J'ai bien aimé aussi le devenir de glace d'un être né dans le feu, être que je peux sans trop de peine imaginer animé. J'apprécie ce carambolage d'éléments dans lequel, avec un petit effort, je peux projeter le destin final de tout ce qui existe. Mais j'ai aussi l'impression que c'est bien moi qui projette, au-delà de vos intentions d'auteur ou d'autrice.

Par ailleurs, je trouve peu dynamique le rythme de votre poème, je me dis qu'il mériterait plus de recherche dans l'expression, quelque chose de plus ramassé. Le vers
Ses mains puissantes empoignent les pinces, les cisailles
me semble carrément amorphe de ce point de vue, sans envolée.

Une impression mitigée au final : je me dis qu'il faudrait creuser la manière de dire, l'apurer pour lui donner plus d'impact. Une piste possible, freiner sur les qualificatifs ; d'emblée, les joues immenses, pour moi ça le fait pas car ça ne correspond pas à grand-chose. « Immense » m'apparaît comme un terme passe-partout, susceptible de s'appliquer aussi bien à une montagne qu'à un bouleau, et je ne vois pas ce qu'il apporte sinon une sorte d'inflation langagière. Simple avis de lectrice bien sûr.

   Anje   
12/2/2022
 a aimé ce texte 
Bien
Contemporain.

J'ai l'impression de voir ici deux artistes : le souffleur et le sculpteur. Et je me dis que chacun aurait mérité son poème dédié. Celui-ci pourrait ainsi subir quelque élagage comme le portrait du souffleur qui n'ajoute rien à son art. Le narrateur pourrait, à la place, se souvenir de la chaleur extrême des creusets, de la souplesse du verre en fusion au bout de la canne (instrument emblématique invisible dans ces vers).
Sur le fond, j'ajouterai un sourire. Tous les souffleurs ne sont pas des colosses aux mains puissantes. Mais leurs joues rivalisent avec celles des sonneurs de cor !
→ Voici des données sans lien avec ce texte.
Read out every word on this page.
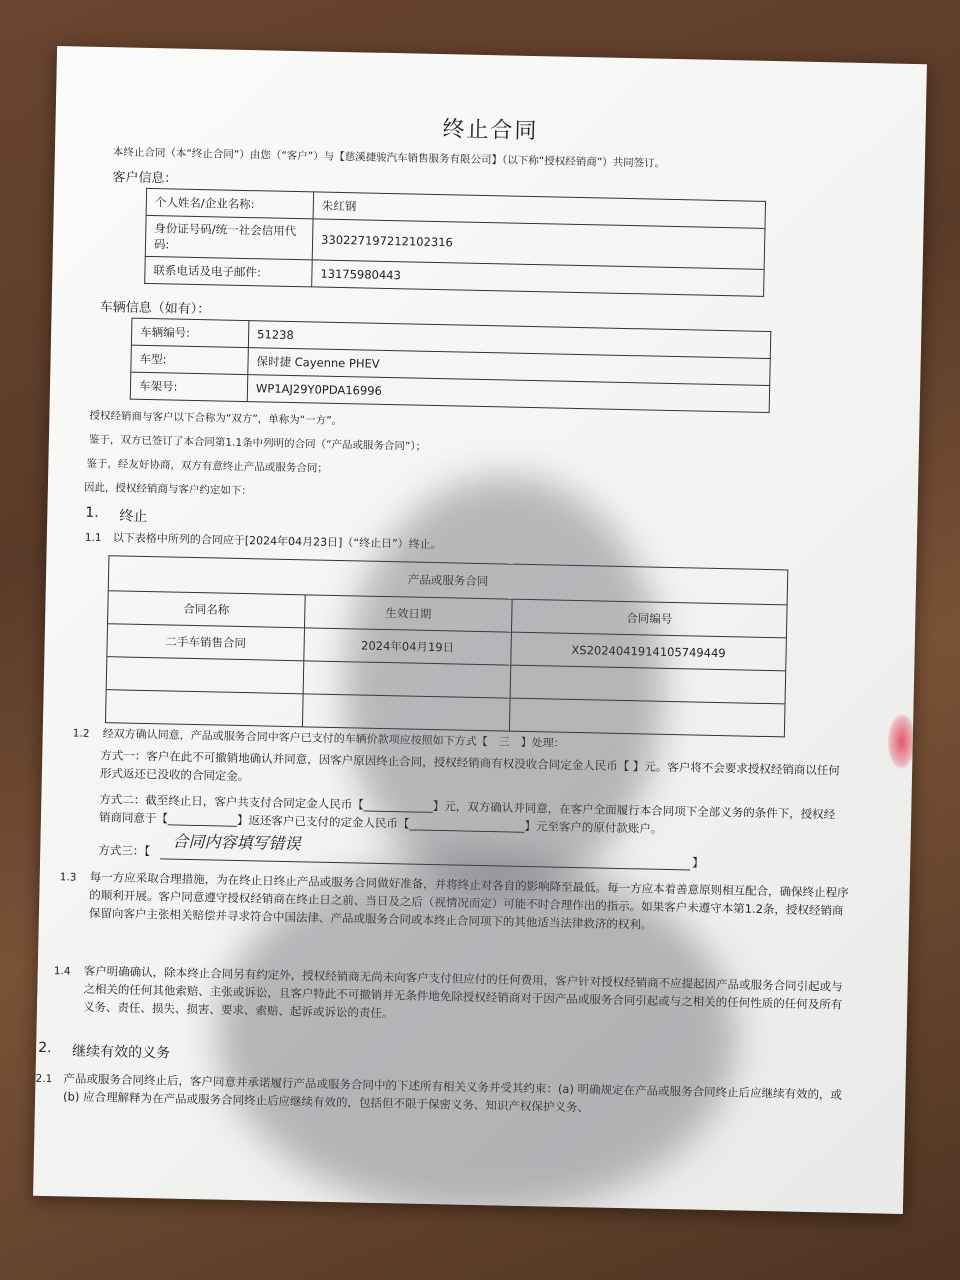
终止合同
本终止合同（本“终止合同”）由您（“客户”）与【慈溪捷骏汽车销售服务有限公司】（以下称“授权经销商”）共同签订。
客户信息：
个人姓名/企业名称:	朱红钢
身份证号码/统一社会信用代码:	330227197212102316
联系电话及电子邮件:	13175980443
车辆信息（如有）：
车辆编号:	51238
车型:	保时捷 Cayenne PHEV
车架号:	WP1AJ29Y0PDA16996
授权经销商与客户以下合称为“双方”，单称为“一方”。
鉴于，双方已签订了本合同第1.1条中列明的合同（“产品或服务合同”）；
鉴于，经友好协商，双方有意终止产品或服务合同；
因此，授权经销商与客户约定如下：
1. 终止
1.1 以下表格中所列的合同应于[2024年04月23日]（“终止日”）终止。
产品或服务合同		
合同名称	生效日期	合同编号
二手车销售合同	2024年04月19日	XS2024041914105749449

1.2 经双方确认同意，产品或服务合同中客户已支付的车辆价款项应按照如下方式【　三　】处理：
方式一：客户在此不可撤销地确认并同意，因客户原因终止合同，授权经销商有权没收合同定金人民币【 】元。客户将不会要求授权经销商以任何形式返还已没收的合同定金。
方式二：截至终止日，客户共支付合同定金人民币【____________】元，双方确认并同意，在客户全面履行本合同项下全部义务的条件下，授权经销商同意于【____________】返还客户已支付的定金人民币【____________________】元至客户的原付款账户。
方式三：【 合同内容填写错误
】
1.3 每一方应采取合理措施，为在终止日终止产品或服务合同做好准备，并将终止对各自的影响降至最低。每一方应本着善意原则相互配合，确保终止程序的顺利开展。客户同意遵守授权经销商在终止日之前、当日及之后（视情况而定）可能不时合理作出的指示。如果客户未遵守本第1.2条，授权经销商保留向客户主张相关赔偿并寻求符合中国法律、产品或服务合同或本终止合同项下的其他适当法律救济的权利。
1.4 客户明确确认，除本终止合同另有约定外，授权经销商无尚未向客户支付但应付的任何费用，客户针对授权经销商不应提起因产品或服务合同引起或与之相关的任何其他索赔、主张或诉讼，且客户特此不可撤销并无条件地免除授权经销商对于因产品或服务合同引起或与之相关的任何性质的任何及所有义务、责任、损失、损害、要求、索赔、起诉或诉讼的责任。
2. 继续有效的义务
2.1 产品或服务合同终止后，客户同意并承诺履行产品或服务合同中的下述所有相关义务并受其约束：(a) 明确规定在产品或服务合同终止后应继续有效的，或 (b) 应合理解释为在产品或服务合同终止后应继续有效的，包括但不限于保密义务、知识产权保护义务、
On trouve quelques irrégularités de rythme avec des vers de 12 ou 13 syllabes et le dernier de 11. Mais cela peut facilement être repris pour obtenir une lecture mieux rythmée, plus régulière.

Si c'est un premier, ce poème est une bonne base pour l'avenir. Il faut aussi souffler et re-souffler pour réussir le verre dans lequel on pourra boire plus tard.

En EL Anje avec tous les encouragements.

   Miguel   
13/2/2022
 a aimé ce texte 
Beaucoup
Il ya de fort belles choses, des images fortes, cette idée de voir plusieurs corps de métiers à l'oeuvre dans cette création, de beaux vers. Il est seulement dommage que la dernière strophe, belle en soi, mais en rupture avec le reste, vienne mettre fin à cette magie. Il aurait mieux valu, à mon sens, montrer l'oiseau comme prêt à s'envoler.
Je vous renvoie, pour l'exemple, à un sonnet de Heredia, "Le coureur", où il décrit une statuette de bronze antique :

"Tel que Delphes l'a vu quand, Thymos le suivant,
Il volait par le stade aux clameurs de la foule,
Tel Ladas court encore sur le socle qu'il foule
D'un pied de bronze svelte et plus vif que le vent."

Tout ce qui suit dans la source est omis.